Saturday, November 28, 2009

Thankful

Life is so precious. Every breath, every moment we have should be treasured. Unfortunately, in the midst of all the busyness with children it is hard to see what matters most - that God has granted me one more day to make memories with the people I love. I say this because I thought I might die a couple days ago. After spending Thanksgiving with both my husband's family and mine (it was wonderful), I went home and started feeling AWFUL - chills, aches, then nausea, THEN the left side of my chest, shoulder and ribs started to hurt. My mind ran with thoughts of "Oh my God! I'm having a heart attack. Something is really wrong." I didn't want to take a chance, so I headed to the ER. I spent over 2 hours in the waiting room, waiting to be put in a bed. I was feeling so awful that I had to lay down on the floor until they called me - UGH?! These are the moments that bring me to my knees. I began to pray to God to help me, to give me strength, to watch over my family if it was my time to go...such powerful thoughts in prayer. After spending NINE hours in the ER (they were crazy busy), doing blood tests, an X-ray, an EKG, and tracking my heartrate and blood pressure, it was determined that I have PNEUMONIA - yikes! I'll take that over a heart attack any day. They pumped me with antibiotics, sent me home with 5 prescriptions, and told me to get lots of rest (we'll see how that works with the kiddos).
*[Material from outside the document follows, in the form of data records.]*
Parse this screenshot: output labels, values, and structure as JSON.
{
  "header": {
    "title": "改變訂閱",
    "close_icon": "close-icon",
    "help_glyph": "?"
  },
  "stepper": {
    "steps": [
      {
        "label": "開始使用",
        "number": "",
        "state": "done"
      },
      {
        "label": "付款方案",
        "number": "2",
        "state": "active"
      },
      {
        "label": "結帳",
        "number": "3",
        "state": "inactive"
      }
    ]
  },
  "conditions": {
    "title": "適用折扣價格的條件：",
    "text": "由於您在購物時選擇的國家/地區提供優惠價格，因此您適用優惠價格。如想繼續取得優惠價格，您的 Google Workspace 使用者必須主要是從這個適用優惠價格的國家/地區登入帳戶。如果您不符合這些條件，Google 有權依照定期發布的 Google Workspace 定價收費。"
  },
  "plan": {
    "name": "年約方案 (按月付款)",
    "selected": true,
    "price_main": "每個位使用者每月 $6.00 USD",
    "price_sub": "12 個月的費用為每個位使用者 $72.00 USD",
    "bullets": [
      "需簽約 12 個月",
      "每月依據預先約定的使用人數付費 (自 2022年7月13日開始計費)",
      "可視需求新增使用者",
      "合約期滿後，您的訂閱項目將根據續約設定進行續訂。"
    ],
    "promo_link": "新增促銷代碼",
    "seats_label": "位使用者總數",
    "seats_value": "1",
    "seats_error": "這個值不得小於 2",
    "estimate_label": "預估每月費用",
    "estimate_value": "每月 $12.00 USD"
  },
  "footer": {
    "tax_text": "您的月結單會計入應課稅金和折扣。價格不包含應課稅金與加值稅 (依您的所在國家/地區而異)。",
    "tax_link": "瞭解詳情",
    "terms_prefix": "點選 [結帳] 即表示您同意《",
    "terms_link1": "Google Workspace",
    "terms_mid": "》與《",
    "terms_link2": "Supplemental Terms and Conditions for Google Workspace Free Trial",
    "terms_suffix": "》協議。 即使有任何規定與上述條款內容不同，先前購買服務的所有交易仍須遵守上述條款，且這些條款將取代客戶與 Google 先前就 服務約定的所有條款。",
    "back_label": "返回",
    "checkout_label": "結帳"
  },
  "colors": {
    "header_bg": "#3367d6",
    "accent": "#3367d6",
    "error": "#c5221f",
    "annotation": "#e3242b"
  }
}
In the end, I am grateful to have this day to hear the chaos of my children downstairs with my wonderful husband caring for them. I am grateful that my children welcomed me at the door with concerned looks when I returned home from the hospital. I am grateful for the gentle hugs, and adoring smiles I receive from my kids. I am grateful for my amazing husband who is cleaning and cooking as I type. Thanksgiving has a whole new meaning for me this year! God has blessed me beyond words.

Sunday, November 15, 2009

3 Musketeers

Look at the adoration in Matthew's face :)

Stop to smell the roses (ok - geranium)...

14 months and growing fast...

Wednesday, November 11, 2009

Middle child neglect


I have a confession...a very difficult confession to say/type outloud. My middle child, Matthew, has been neglected in SO many ways. Don't get me wrong, he is very loved, and his physical needs are met. But, what about his emotional, psychological needs? I underestimate his ability to comprehend. I don't trust him to behave in most situations. I blame him every time his baby sister cries (if I didn't see what happened). I put him in timeout more than his brother. I expect him to be tough.


Reading what I just wrote, I'm not sure if I will post this? What a horrible mother! No wonder he is having emotional breakdowns (ok - it could be that he is 3 years old) and speech difficulties. I just pray that I can stop making all these mistakes with him, and just enjoy him, love him, trust him, and believe in him.


All of these thoughts are coming out because I took Matthew, only Matthew, grocery shopping with me today (his idea, not mine). I usually enjoy grocery shopping by myself, but Matthew soon became such a joy to have by my side. I was SO proud of his helpfulness, cooperation, and conversation skills. He chatted with me. He helped me pick out items at both stores. He listened to me. Our relationship grew closer as we spent time together. I love that kid! I'm so blessed to me his mommy.